Mick Hume looks at the sorry state of the left in the wake of the Labour Party conference (via Butterflies and Wheels). After pouring cold water on the notion that Gordon Brown – “the political equivalent of a bank manager – and a dour Scottish Presbyterian bank manager at that” – offers some kind of leftist alternative, he neatly sums up the extra-parliamentary left:
The Stop the War Coalition, driven by the Socialist Workers’ Party, has mobilised big (though steadily shrinking) demonstrations against the war in Iraq. But what do these represent in political terms? To my slightly jaundiced eye, it appears that the SWP has gone from tail-ending the trade union movement in the Seventies and Eighties, through tail-ending middle-class revolts against the Tory poll tax or New Labour’s university tuition fees, to tail-ending Muslim alienation (through its RESPECT coalition) today. What basis any of that provides for radical political change is anybody’s guess.

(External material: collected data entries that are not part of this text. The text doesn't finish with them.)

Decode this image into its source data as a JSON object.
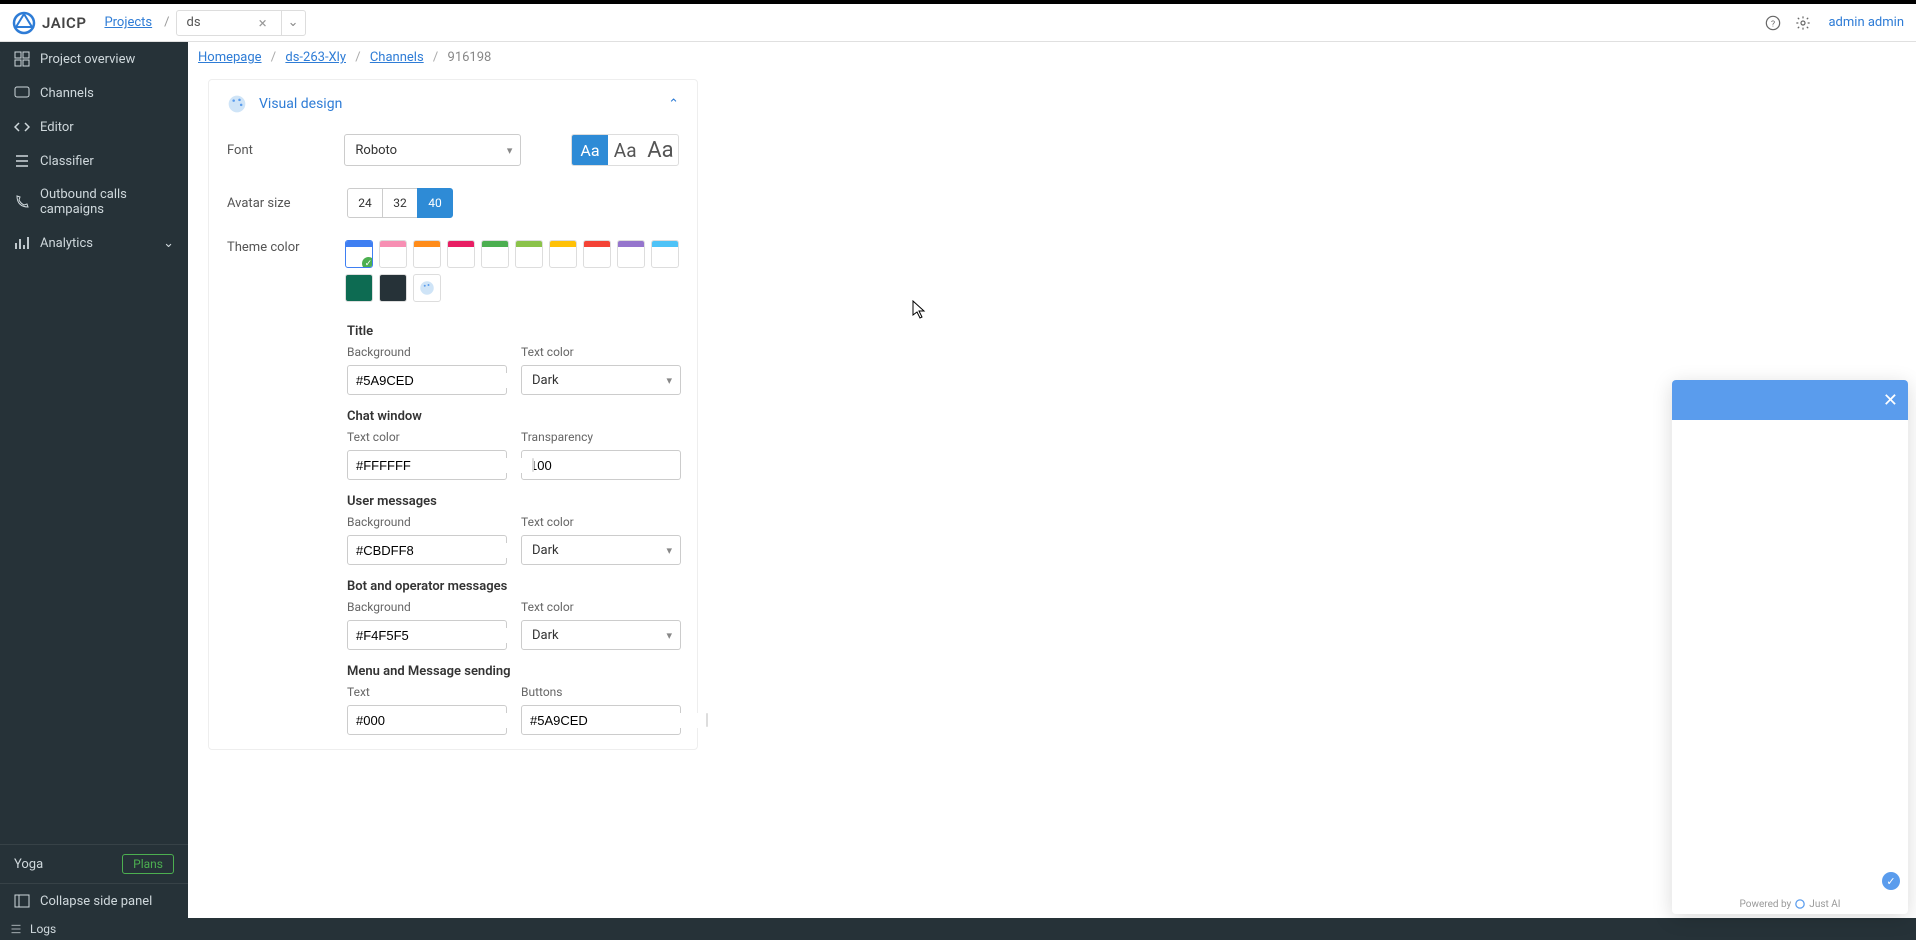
{
  "brand": {
    "name": "JAICP"
  },
  "header": {
    "projects_link": "Projects",
    "project_name": "ds",
    "user": "admin admin"
  },
  "sidebar": {
    "items": [
      {
        "label": "Project overview",
        "icon": "grid"
      },
      {
        "label": "Channels",
        "icon": "comment"
      },
      {
        "label": "Editor",
        "icon": "code"
      },
      {
        "label": "Classifier",
        "icon": "list"
      },
      {
        "label": "Outbound calls campaigns",
        "icon": "phone"
      },
      {
        "label": "Analytics",
        "icon": "chart",
        "caret": true
      }
    ],
    "group": "Yoga",
    "plans": "Plans",
    "collapse": "Collapse side panel"
  },
  "breadcrumb": {
    "home": "Homepage",
    "project": "ds-263-Xly",
    "section": "Channels",
    "id": "916198"
  },
  "panel": {
    "title": "Visual design",
    "font": {
      "label": "Font",
      "value": "Roboto",
      "sizes": [
        "Aa",
        "Aa",
        "Aa"
      ],
      "size_active": 0
    },
    "avatar": {
      "label": "Avatar size",
      "options": [
        "24",
        "32",
        "40"
      ],
      "active": 2
    },
    "theme": {
      "label": "Theme color",
      "swatches_top": [
        "#3f7ff2",
        "#f78fb3",
        "#ff8c1a",
        "#e81e63",
        "#4caf50",
        "#8bc34a",
        "#ffc107",
        "#f44336",
        "#9575cd",
        "#4fc3f7"
      ],
      "swatches_solid": [
        "#1a2b2f",
        "#263238"
      ],
      "selected": 0
    },
    "sections": {
      "title": {
        "heading": "Title",
        "bg_label": "Background",
        "bg_value": "#5A9CED",
        "text_label": "Text color",
        "text_value": "Dark"
      },
      "chat": {
        "heading": "Chat window",
        "text_label": "Text color",
        "text_value": "#FFFFFF",
        "trans_label": "Transparency",
        "trans_value": "100"
      },
      "user_msg": {
        "heading": "User messages",
        "bg_label": "Background",
        "bg_value": "#CBDFF8",
        "text_label": "Text color",
        "text_value": "Dark"
      },
      "bot_msg": {
        "heading": "Bot and operator messages",
        "bg_label": "Background",
        "bg_value": "#F4F5F5",
        "text_label": "Text color",
        "text_value": "Dark"
      },
      "menu": {
        "heading": "Menu and Message sending",
        "text_label": "Text",
        "text_value": "#000",
        "btn_label": "Buttons",
        "btn_value": "#5A9CED"
      }
    }
  },
  "chat_widget": {
    "powered": "Powered by",
    "brand": "Just AI"
  },
  "footer": {
    "logs": "Logs"
  }
}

And concludes that “[W]hat little remains of the left has, in short, abandoned any attachment to progress and the future”:
We [at spiked] don’t want to return to the past, but to see those gains of humanity defended and developed in the changing context of the twenty-first century. It is apparent that project will not be pursued through hanging on to the coat tails of Gordon Brown, or imagining that there is any more of a left-wing vehicle for political change today than there is a right-wing one.
There is a pressing need to rise above all this and debate the need for a new future-oriented idea of human liberation. However, this will not necessitate, as people used to say, ‘breaking the mould’ of left-right politics. That mould has already been shattered beyond repair.
Debating “the need for a new future-oriented idea of human liberation” sounds fine, but what does it mean outside of being standard leftist boilerplate? Much of the old left’s problem was precisely this belief that we (the people, the working class, the proletariat) needed liberating, when it was transparently obvious that the old battles had largely been won and that people in Western liberal democracies didn’t (and don’t) regard themselves as being in any need of liberation by some supposedly far-sighted revolutionary vanguard – especially when the language of liberation was the same language that was being used to justify the far-from-liberatory politics on the other side of the Iron Curtain. We don’t react too well when told that human liberation lies in some distant future that we have to struggle towards. We’re already free, thanks. It may not be utopia, and it could and should get better, and we can discuss how that might happen, but what we don’t need is to be liberated.
Many people do, though. Or did. Like for instance people living under the appalling cruelties of Saddam’s tyranny in Iraq. And they were liberated. By, um, George Bush and Tony Blair. Against the bitter opposition of much of the left.
So yes, the left-right mould has been shattered.